Во время тура всё было прекрасно. Они были сумасшедше счастливы на сцене и вне её. На сцене, отбросив все сомнения и предрассудки, не сводили друг с друга влюбленных взглядов. Целовались и заигрывали друг с другом уже совершенно по-настоящему. А потом… Адреналин, алкоголь, взвинченное безумие всей обстановки делали свое дело. И их первый за вечер секс случался сразу после шоу — в гримерках или душевых — непроникающий, быстрый, жаркий, на кураже и бешеном возбуждении, заряженном децибелами звука и ревом стадиона.
После афтепати, ночью в отеле они, чаще всего, продолжали, теперь уже по полной программе, и всё было именно так, как оба всегда любили.
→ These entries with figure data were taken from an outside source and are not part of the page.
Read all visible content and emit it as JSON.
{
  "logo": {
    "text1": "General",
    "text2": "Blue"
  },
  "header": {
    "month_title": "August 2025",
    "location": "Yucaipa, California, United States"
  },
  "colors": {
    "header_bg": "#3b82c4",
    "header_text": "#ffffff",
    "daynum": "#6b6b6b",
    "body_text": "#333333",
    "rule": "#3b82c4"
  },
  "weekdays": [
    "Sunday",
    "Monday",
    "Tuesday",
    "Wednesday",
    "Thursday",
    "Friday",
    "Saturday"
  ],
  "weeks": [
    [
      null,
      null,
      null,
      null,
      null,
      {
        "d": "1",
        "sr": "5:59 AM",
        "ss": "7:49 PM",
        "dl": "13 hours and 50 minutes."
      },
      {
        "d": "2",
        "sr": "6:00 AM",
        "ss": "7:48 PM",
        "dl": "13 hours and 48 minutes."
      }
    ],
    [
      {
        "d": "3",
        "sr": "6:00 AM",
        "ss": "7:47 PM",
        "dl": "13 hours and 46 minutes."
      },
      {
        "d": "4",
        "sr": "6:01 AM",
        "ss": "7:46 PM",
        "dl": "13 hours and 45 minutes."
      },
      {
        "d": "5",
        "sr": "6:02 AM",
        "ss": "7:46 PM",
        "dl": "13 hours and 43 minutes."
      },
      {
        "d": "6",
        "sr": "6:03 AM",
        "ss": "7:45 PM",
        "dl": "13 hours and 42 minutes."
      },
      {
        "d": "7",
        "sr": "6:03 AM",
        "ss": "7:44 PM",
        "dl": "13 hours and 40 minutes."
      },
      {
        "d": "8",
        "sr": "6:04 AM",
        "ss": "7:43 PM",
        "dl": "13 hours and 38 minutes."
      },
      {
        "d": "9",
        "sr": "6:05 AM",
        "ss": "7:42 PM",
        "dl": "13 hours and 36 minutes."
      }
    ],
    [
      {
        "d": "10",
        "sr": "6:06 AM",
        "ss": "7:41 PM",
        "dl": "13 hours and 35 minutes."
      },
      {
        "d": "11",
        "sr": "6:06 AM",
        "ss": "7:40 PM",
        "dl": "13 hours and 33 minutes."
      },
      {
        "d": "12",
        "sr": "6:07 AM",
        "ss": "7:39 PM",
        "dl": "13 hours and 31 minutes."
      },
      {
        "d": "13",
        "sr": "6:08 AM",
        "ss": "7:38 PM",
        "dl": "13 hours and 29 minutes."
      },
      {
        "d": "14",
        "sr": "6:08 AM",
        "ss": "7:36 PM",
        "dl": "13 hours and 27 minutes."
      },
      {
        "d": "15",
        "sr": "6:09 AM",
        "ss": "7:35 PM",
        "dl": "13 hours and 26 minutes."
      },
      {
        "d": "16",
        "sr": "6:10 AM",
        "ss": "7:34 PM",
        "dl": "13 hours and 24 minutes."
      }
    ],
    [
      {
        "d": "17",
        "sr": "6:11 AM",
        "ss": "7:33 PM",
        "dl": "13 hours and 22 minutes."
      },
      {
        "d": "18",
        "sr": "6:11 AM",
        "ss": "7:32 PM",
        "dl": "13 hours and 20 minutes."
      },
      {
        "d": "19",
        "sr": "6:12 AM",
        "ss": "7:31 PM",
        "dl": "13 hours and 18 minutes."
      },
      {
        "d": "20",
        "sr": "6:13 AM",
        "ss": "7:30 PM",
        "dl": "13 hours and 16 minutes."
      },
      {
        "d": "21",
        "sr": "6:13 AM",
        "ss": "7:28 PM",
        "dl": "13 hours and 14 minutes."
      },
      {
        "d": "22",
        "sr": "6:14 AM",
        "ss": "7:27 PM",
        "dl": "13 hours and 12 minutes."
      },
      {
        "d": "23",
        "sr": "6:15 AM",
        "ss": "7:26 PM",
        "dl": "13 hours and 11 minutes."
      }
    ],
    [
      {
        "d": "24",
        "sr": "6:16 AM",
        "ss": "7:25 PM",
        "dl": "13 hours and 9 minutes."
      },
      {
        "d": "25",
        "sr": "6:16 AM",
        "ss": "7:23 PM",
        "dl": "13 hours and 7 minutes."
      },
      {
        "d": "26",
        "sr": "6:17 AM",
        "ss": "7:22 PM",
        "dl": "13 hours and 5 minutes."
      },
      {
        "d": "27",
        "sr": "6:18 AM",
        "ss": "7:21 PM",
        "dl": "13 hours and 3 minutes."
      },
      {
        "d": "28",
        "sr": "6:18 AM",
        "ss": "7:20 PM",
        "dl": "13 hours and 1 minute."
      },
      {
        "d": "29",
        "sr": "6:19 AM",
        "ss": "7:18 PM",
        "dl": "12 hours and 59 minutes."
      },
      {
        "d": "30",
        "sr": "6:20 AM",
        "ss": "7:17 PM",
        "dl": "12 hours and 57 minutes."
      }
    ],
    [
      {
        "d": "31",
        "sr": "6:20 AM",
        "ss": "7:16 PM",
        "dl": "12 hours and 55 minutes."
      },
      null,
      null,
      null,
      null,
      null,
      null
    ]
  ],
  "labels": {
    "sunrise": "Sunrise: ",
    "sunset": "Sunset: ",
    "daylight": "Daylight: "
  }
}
Но, стоило им вернуться в Берлин, всё куда-то делось. Началась эта странная, нервная осень, бесконечность дождей за окном и неясное напряжение в доме. Временами, оба успокаивались в присутствии друг друга, им снова было хорошо и весело, оба пьянели от счастья просто быть вместе, после всего пережитого. Но надлом в них брал свое, и оба толком не знали, что с этим делать.
Рихард не сдавался. Не принимал проблемы в постели на свой счёт. Было ясно, что Пауль хотел его, и не меньше, чем прежде. Но был какой-то психологический стоп-кран, который срабатывал не вовремя, и виной тому был кошмар, который Ландерсу не так давно пришлось пережить. Рихард знал, что должен проявить максимум терпения.
Во время тура, Пауль выглядел совершенно счастливым. В нем было столько беспечной, радостной нежности, что она выплескивалась через край. Ему, казалось, было абсолютно безразлично, что о них двоих подумают и скажут. Оказываясь рядом на сцене, он буквально оторваться не мог от Рихарда: целовал его то в губы, то в щеку, клал свою руку поверх его руки, когда Рихард держал микрофон. Сидя перед ним на коленях, недвусмысленно проводил вверх и вниз по поднятому грифу своей гитары с таким бесстыдным и хулиганским задором на лице, что Рихарду стоило немалых усилий не смеяться, причем, с изрядной долей смущения. На сцене Пауль мог просто подойти и поцеловать его в шею, в плечо, а иной раз, коснуться губами рукава его белого пушистого пальто, или даже руки.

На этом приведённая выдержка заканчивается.